Foreign policy 'must promote UK'

Hague: British interests must come first

William Hague has vowed to base foreign policy more clearly on the UK national interest if the Tories win power.

The shadow foreign secretary said he rejected claims the UK's influence in the world was shrinking and could only be exerted through the European Union.

The Tories would never commit troops abroad without a "full explanation" of their mission, he told its conference.

The party said it would also create a homeland security force to protect the UK from terrorist attacks.


Reports have suggested the permanent force may consist of 2,000 troops and be designed to deal with potential city-centre attacks similar to those seen in Mumbai last year.

Security spokeswoman Dame Pauline Neville-Jones said Labour had left the UK "unnecessarily vulnerable" to attacks on its soil and a "dedicated" new unit was needed to enhance UK security.
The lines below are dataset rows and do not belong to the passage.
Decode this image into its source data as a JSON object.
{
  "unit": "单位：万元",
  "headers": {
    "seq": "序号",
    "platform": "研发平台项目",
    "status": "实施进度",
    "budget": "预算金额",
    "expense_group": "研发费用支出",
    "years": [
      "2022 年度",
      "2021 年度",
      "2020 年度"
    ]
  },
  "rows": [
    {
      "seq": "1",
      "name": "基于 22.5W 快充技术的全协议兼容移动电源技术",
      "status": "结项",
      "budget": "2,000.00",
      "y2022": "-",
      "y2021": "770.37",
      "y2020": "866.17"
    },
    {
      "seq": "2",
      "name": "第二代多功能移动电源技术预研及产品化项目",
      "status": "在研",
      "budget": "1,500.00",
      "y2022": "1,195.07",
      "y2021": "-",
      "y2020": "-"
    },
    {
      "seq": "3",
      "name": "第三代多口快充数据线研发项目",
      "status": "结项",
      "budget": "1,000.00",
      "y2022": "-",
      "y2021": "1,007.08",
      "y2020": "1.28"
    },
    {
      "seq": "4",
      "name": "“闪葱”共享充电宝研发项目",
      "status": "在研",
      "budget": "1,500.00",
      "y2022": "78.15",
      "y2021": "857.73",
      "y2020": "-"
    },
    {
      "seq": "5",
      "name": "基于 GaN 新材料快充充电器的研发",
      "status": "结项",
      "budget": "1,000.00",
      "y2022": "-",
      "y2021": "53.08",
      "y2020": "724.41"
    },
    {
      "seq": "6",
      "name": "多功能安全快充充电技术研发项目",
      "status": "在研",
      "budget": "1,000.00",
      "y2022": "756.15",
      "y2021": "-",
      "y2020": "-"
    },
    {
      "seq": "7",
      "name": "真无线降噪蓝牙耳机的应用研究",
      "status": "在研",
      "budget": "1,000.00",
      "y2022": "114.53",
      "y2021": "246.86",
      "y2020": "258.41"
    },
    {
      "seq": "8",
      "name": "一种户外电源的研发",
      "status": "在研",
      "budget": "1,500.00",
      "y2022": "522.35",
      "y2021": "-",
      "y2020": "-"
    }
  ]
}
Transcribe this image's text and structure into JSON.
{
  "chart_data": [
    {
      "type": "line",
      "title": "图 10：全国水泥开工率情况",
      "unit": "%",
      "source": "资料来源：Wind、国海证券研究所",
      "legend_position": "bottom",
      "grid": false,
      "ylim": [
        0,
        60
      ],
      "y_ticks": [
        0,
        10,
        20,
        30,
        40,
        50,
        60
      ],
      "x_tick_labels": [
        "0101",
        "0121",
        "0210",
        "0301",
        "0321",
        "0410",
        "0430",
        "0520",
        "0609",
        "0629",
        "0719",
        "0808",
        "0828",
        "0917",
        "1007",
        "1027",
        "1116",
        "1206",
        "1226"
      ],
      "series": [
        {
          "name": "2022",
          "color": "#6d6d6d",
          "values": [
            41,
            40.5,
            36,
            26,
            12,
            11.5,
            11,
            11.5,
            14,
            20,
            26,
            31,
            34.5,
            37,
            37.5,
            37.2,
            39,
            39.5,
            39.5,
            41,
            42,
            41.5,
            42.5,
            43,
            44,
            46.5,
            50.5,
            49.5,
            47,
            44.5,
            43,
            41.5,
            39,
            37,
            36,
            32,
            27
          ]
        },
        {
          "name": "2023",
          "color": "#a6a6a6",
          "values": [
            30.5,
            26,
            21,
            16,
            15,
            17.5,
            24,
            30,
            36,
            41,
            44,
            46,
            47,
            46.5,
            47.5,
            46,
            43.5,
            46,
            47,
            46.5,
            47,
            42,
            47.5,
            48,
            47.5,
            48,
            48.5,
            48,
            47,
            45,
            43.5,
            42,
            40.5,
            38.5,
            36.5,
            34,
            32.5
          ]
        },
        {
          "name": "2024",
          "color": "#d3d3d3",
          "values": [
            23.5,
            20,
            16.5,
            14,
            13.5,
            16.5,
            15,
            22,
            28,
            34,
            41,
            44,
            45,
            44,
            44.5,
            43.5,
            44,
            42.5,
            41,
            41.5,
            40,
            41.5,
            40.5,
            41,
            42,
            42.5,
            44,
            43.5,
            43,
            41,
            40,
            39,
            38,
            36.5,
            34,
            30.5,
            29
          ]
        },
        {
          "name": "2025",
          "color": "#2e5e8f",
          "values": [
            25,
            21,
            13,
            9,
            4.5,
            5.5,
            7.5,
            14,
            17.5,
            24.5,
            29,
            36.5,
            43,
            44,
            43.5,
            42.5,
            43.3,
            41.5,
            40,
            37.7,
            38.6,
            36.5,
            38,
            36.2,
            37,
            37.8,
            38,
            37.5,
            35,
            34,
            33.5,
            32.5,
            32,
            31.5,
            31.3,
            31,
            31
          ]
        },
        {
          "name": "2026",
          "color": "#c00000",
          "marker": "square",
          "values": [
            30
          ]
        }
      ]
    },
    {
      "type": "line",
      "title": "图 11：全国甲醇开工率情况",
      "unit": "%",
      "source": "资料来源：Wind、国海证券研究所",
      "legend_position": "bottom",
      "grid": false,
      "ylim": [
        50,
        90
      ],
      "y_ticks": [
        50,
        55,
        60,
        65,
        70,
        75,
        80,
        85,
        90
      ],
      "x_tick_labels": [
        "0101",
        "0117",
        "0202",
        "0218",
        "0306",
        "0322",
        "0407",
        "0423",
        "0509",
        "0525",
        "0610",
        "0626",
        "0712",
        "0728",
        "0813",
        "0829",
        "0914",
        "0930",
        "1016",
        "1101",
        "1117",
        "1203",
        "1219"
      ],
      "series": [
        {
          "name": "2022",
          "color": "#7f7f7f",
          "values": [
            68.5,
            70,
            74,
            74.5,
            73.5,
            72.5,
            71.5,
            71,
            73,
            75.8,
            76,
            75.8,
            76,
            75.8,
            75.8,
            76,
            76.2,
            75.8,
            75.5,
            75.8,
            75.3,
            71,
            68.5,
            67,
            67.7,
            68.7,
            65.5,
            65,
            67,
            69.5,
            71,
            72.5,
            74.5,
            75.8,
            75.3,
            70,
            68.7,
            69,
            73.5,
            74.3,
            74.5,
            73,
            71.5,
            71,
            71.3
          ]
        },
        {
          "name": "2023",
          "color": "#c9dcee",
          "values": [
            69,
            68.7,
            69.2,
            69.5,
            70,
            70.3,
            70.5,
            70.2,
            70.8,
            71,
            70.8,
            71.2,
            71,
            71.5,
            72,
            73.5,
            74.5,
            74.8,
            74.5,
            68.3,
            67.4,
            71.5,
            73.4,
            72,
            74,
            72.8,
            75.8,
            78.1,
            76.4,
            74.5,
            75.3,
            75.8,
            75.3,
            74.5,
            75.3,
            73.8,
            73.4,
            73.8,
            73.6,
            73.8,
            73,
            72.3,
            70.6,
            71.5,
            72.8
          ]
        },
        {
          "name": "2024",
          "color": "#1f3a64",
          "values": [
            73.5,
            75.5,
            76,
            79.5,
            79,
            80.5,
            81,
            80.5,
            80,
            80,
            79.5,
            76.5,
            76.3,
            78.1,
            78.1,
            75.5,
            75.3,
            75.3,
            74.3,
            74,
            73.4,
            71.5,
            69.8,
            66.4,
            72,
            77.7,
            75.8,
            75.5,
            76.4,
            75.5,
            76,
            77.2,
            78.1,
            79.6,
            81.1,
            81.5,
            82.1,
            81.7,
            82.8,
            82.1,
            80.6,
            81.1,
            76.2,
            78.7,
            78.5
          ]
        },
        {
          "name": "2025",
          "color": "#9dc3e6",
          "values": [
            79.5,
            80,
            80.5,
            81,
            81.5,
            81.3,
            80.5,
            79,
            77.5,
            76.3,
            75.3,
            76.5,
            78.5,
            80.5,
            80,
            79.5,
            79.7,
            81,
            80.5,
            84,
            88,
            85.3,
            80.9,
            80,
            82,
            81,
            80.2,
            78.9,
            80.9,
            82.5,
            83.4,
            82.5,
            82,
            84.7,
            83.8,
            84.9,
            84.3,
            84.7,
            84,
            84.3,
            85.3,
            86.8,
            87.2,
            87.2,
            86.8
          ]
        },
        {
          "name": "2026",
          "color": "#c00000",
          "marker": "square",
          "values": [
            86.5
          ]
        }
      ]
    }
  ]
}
On Afghanistan, Mr Hague said that while the Tories were fully committed to the current mission, they were equally clear that British troops could not remain there indefinitely.

We should never be ashamed to say we will promote our own national interest
William Hague

The UK's objectives in Afghanistan were "clear", he said - to ensure Afghans could "provide for their own security and livelihood without presenting a danger to the rest of the world".

On Europe, Mr Hague reiterated the party's commitment to a referendum on the Lisbon Treaty - the subject of repeated controversy during the conference - saying its centralisation of powers was "against the spirit of the age".

However, as it emerged that Poland would ratify the Treaty on Sunday - leaving the Czech Republic as the only remaining EU member not to do so - he said nothing about what the Tories would do about a referendum if the treaty had been ratified.

More broadly, he promised a "distinctive" foreign policy based on an "enlightened" British national interest.

Under the Tories, the UK would promote free trade and sound foreign aid and play a supportive role in international efforts to resolve long-running conflicts, to prevent nuclear proliferation and tackle climate change.

"We should never be ashamed to say we will promote our own national interest for the British national interest is no narrow agenda." he said.

Under Gordon Brown, the UK's influence in the world had "diminished" while the government had "mismanaged" its relationship with the US.

He promised to strengthen the US alliance, develop bilateral relationships with other leading powers and create a National Security Council to co-ordinate defence and foreign policies.

"We reject to be agents for the management of our country's decline," he added.

Labour said the Tories were "skirting" the real issues surrounding Europe and the public "deserved a clear answer" from them on their intentions over Lisbon.